Inasmuch as negligent conduct becomes criminal only where it causes death or bodily harm, the defence submitted that the requisite causation was lacking because the workers who boarded the stage were aware of the need for fall protection and were not directed or pressured by Mr. Kazenelson to work without such protection. The Court rejected that proposition, and found that Mr. Kazenelson’s failure to take steps to ensure that each of the workers who boarded the stage had a lifeline was a significant contributing cause of the harm that resulted.
That finding is consistent with the spirit of the “internal responsibility system” in OHS, where the legal duties and responsibilities of employers, supervisors and workers overlap and complement each other, and with the well-established proposition that workers are not solely responsible for their safety.
Mr.

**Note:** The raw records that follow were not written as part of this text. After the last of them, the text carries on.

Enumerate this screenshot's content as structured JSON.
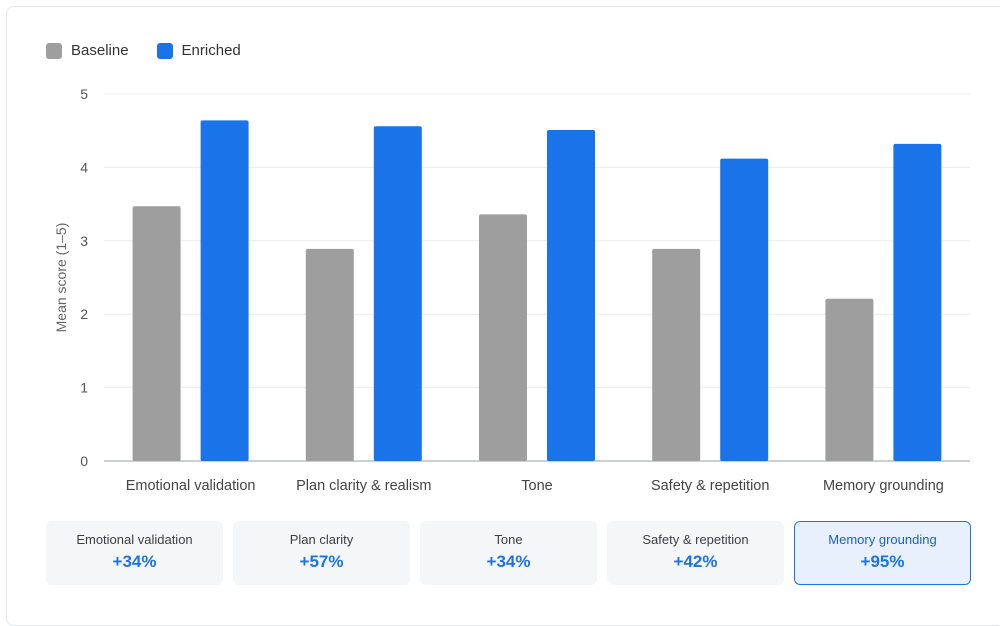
{
  "colors": {
    "baseline": "#9e9e9e",
    "enriched": "#1a73e8"
  },
  "legend": {
    "baseline_label": "Baseline",
    "enriched_label": "Enriched"
  },
  "chart_data": {
    "type": "bar",
    "categories": [
      "Emotional validation",
      "Plan clarity & realism",
      "Tone",
      "Safety & repetition",
      "Memory grounding"
    ],
    "series": [
      {
        "name": "Baseline",
        "values": [
          3.47,
          2.89,
          3.36,
          2.89,
          2.21
        ]
      },
      {
        "name": "Enriched",
        "values": [
          4.64,
          4.56,
          4.51,
          4.12,
          4.32
        ]
      }
    ],
    "ylabel": "Mean score (1–5)",
    "ylim": [
      0,
      5
    ],
    "yticks": [
      "0",
      "1",
      "2",
      "3",
      "4",
      "5"
    ],
    "grid": true,
    "legend_position": "top-left"
  },
  "summary": [
    {
      "label": "Emotional validation",
      "value": "+34%",
      "active": false
    },
    {
      "label": "Plan clarity",
      "value": "+57%",
      "active": false
    },
    {
      "label": "Tone",
      "value": "+34%",
      "active": false
    },
    {
      "label": "Safety & repetition",
      "value": "+42%",
      "active": false
    },
    {
      "label": "Memory grounding",
      "value": "+95%",
      "active": true
    }
  ]
}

Kazenelson’s sentencing is scheduled for October 16, 2015.
Significance of case
Mr. Kazenelson’s sentencing will be an important point of closure for those involved in this tragic case, and will carry considerable significance for all Canadian employers and supervisors. The Metron saga has been keenly followed by many employment lawyers, health and safety professionals and other observers as the case in which the Bill C-45 amendments to the Criminal Code seem to have finally found their “teeth”; it will be interesting to see whether that spirit is reflected in Mr. Kazenelson’s sentencing.
In any event, this decision and the upcoming sentencing will represent significant additions to the sparse body of case-law that has grown around the Bill C-45 amendments, which were enacted in 2004 to expand the scope of criminal liability for both corporations and individual supervisors in the OHS context. In the 11 years that Bill C-45 has been in force, only a handful of criminal negligence prosecutions have proceeded under the amendments that it introduced. Mr. Kazenelson’s case will no doubt become a point of reference for future Bill C-45 cases in which imprisonment represents a potential outcome.